Le numérique et l’IA au cœur des ambitions officielles
Sur le plan pédagogique, les ministres en charge de l’Éducation de base et des Enseignements secondaires ont placé cette année sous le signe de la transformation numérique, notamment l’intégration de l’intelligence artificielle dans les pratiques éducatives. Une ambition que le président Paul Biya a inscrite dans le cadre de l’Objectif de Développement Durable n°4 : garantir à chaque élève un accès à une éducation de qualité, équitable et inclusive.
Des recrutements monnayés, des enseignants qui fuient
Mais la réalité du terrain raconte une autre histoire. Malgré les campagnes de la Commission Nationale Anti-Corruption (CONAC), des places dans les lycées de Yaoundé et d’autres villes s’échangeraient contre des sommes pouvant atteindre 100 000 FCFA. Parallèlement, des centaines d’enseignants continuent de quitter la profession, attirés par de meilleures perspectives à l’étranger ou dans d’autres secteurs, laissant de nombreuses salles de classe sans encadreurs suffisants. Les rares qui restent réclament à nouveau de meilleures conditions de travail une revendication qui reste sans réponse satisfaisante.
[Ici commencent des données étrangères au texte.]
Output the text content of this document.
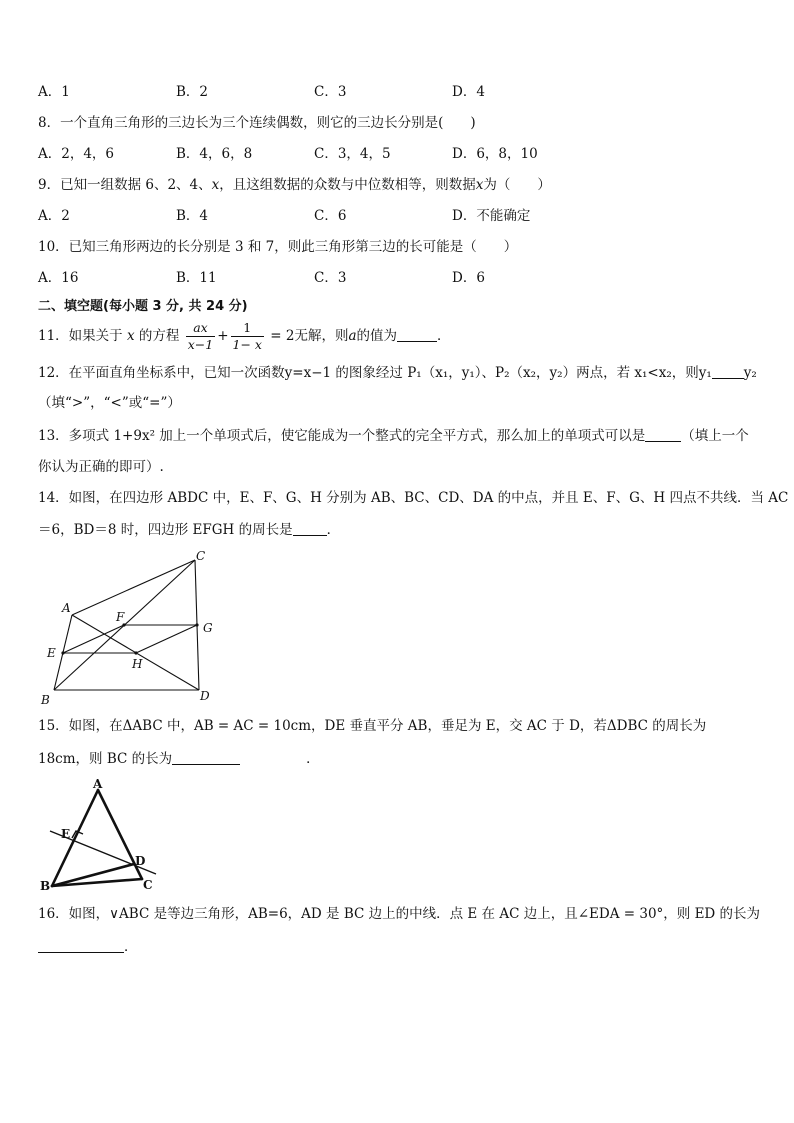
A．1	B．2	C．3	D．4
8．一个直角三角形的三边长为三个连续偶数，则它的三边长分别是(　　)
A．2，4，6	B．4，6，8	C．3，4，5	D．6，8，10
9．已知一组数据 6、2、4、x，且这组数据的众数与中位数相等，则数据x为（　　）
A．2	B．4	C．6	D．不能确定
10．已知三角形两边的长分别是 3 和 7，则此三角形第三边的长可能是（　　）
A．16	B．11	C．3	D．6
二、填空题(每小题 3 分, 共 24 分)
11．如果关于 x 的方程 $\frac{ax}{x-1} + \frac{1}{1- x} = 2$无解，则a的值为	．
12．在平面直角坐标系中，已知一次函数y=x−1 的图象经过 P₁（x₁，y₁）、P₂（x₂，y₂）两点，若 x₁<x₂，则y₁ y₂
（填“>”，“<”或“=”）
13．多项式 1+9x² 加上一个单项式后，使它能成为一个整式的完全平方式，那么加上的单项式可以是	（填上一个
你认为正确的即可）.
14．如图，在四边形 ABDC 中，E、F、G、H 分别为 AB、BC、CD、DA 的中点，并且 E、F、G、H 四点不共线．当 AC
＝6，BD＝8 时，四边形 EFGH 的周长是	．
A
B
C
D
E
F
G
H
15．如图，在ΔABC 中，AB = AC = 10cm，DE 垂直平分 AB，垂足为 E，交 AC 于 D，若ΔDBC 的周长为
18cm，则 BC 的长为	．
A
B	C
D
E
16．如图，∨ABC 是等边三角形，AB=6，AD 是 BC 边上的中线．点 E 在 AC 边上，且∠EDA = 30°，则 ED 的长为
．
Le Nord-Ouest et le Sud-Ouest : une rentrée sous escorte militaire
Neuf ans après le début de la crise anglophone, les élèves du Nord-Ouest et du Sud-Ouest reprennent le chemin de l’école sous haute surveillance militaire. Selon l’UNICEF, plus de 865 000 enfants restent encore privés d’un accès normal à l’éducation dans ces deux régions. Le spectre des boycotts scolaires, des enlèvements et des affrontements armés pèse sur des milliers de familles. Chaque rentrée représente un acte de courage dans ces zones de tension.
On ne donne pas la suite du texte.